Marketing costs a lot! Not only TV ads, but another marketing expense you may not think of: the incentives. Incentives are those promotions that car companies seasonally offer to decrease the cost of the car — usually rebates or lease specials. Often, incentives cover about 10 percent of the MSRP of a car nowadays, according to DeLorenzo. It’s generally a cost that’s built into the vehicle itself.

Okay, so there’s a lot of costs that go into manufacturing a car, I think that’s a given. But come on, what are the margins like?

They’re a lot tighter than you probably think! Segments are different: Compact cars have tight margins, while trucks have bigger ones. DeLorenzo says the average car has a margin of just two to five percent. The dealer markup at full MSRP is typically 17 percent, but that goes down a lot when you factor in discounts and the competitive marketplace. 

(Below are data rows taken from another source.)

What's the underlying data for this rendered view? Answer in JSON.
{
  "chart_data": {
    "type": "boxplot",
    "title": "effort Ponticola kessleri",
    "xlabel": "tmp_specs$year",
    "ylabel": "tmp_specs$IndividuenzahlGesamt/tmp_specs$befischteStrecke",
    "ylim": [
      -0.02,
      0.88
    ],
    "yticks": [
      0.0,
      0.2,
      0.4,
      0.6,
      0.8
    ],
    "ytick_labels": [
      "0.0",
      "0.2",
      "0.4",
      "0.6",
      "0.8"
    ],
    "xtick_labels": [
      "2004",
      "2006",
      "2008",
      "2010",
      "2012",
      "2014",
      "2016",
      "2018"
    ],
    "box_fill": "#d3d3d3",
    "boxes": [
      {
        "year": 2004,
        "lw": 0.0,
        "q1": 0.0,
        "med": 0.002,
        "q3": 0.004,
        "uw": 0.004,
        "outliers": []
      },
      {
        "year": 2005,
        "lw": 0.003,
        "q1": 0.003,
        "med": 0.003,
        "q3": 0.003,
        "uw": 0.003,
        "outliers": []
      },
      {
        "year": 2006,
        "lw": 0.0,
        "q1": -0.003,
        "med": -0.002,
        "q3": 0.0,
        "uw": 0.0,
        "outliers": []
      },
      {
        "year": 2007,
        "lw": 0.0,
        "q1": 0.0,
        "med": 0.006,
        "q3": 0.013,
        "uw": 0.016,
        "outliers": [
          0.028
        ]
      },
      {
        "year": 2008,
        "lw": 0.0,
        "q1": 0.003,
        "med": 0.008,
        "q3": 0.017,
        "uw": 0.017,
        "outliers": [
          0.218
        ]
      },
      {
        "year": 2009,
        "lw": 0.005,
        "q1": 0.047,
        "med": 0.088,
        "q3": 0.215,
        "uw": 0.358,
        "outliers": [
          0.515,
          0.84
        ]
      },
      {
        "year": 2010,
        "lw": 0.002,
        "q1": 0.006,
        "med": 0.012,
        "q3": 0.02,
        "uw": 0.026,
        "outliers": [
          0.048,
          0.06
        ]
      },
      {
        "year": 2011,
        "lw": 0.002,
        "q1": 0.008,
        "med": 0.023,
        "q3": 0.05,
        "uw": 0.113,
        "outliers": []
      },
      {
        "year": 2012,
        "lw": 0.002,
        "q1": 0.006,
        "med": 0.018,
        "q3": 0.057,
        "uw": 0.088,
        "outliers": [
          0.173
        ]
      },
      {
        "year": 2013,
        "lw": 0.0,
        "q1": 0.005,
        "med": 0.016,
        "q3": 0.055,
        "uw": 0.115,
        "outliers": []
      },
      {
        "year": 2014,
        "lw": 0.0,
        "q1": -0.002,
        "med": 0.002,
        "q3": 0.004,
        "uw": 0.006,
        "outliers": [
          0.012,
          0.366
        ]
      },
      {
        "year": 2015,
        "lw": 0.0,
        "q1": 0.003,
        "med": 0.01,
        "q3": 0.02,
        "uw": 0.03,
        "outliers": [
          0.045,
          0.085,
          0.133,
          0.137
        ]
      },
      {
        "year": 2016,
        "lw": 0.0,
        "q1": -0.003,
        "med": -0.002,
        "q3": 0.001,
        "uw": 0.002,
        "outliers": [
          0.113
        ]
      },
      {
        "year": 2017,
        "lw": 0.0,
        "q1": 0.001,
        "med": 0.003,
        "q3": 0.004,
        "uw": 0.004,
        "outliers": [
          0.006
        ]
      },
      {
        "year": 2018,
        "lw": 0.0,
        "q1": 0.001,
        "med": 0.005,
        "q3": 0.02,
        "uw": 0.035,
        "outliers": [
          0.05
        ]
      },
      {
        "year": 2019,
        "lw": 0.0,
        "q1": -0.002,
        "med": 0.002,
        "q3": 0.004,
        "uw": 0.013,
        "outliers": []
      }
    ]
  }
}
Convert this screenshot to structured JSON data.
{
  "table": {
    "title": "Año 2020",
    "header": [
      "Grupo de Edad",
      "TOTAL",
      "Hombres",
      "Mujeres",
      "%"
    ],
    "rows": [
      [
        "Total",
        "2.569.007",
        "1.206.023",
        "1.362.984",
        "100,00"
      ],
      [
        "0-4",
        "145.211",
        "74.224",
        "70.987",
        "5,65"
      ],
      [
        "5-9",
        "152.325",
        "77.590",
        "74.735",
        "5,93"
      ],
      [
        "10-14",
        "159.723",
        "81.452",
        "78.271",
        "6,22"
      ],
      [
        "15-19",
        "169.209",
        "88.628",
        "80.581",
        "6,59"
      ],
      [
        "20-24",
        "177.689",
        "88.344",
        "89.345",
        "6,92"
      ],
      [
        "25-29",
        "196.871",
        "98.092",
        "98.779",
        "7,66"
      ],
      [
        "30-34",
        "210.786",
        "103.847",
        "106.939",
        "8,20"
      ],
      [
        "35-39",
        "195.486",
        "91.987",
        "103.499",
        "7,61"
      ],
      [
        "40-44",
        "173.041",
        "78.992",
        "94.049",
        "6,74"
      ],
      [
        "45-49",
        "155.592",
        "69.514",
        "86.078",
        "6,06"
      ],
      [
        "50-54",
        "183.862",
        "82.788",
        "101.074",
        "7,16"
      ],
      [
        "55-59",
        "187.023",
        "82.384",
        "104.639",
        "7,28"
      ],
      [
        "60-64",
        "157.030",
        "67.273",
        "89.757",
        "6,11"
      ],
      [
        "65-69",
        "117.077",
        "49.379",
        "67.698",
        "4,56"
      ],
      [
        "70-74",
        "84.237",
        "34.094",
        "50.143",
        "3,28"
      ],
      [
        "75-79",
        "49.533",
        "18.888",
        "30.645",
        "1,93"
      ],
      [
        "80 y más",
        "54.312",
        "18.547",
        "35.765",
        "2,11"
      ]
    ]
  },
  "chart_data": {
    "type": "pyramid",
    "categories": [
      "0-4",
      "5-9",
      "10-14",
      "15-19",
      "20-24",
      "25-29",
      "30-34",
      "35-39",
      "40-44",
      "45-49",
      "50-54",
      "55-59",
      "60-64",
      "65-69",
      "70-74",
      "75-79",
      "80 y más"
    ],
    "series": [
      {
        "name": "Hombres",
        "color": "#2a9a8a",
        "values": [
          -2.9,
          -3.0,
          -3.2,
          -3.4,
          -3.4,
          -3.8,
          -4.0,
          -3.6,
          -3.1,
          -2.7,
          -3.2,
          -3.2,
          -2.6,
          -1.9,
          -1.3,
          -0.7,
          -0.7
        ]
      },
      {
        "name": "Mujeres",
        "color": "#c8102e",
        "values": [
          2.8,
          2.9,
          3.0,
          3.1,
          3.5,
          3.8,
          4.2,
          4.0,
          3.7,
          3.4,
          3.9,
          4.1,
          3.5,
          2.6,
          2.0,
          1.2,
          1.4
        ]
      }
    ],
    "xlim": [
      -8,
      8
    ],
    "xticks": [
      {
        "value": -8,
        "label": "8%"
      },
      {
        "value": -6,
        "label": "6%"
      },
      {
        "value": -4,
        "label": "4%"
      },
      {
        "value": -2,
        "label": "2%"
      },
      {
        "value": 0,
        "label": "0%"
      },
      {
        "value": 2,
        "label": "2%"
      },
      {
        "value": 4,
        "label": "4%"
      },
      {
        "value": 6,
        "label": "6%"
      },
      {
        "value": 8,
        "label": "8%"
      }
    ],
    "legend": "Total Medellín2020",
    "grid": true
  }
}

So ultimately, cars remain expensive just because people will still pay the price for them, right?

Yes — otherwise, prices would come down! There’s something to be said for consumers’ desire for increasing power, luxury, safety, reliability and fuel economy, but there’s also the fact that there are now so many ways to lease, own and finance a car. Look at it this way: It’s pretty damn safe to say cars will never be cheap, but at least you’re getting a much better product in return.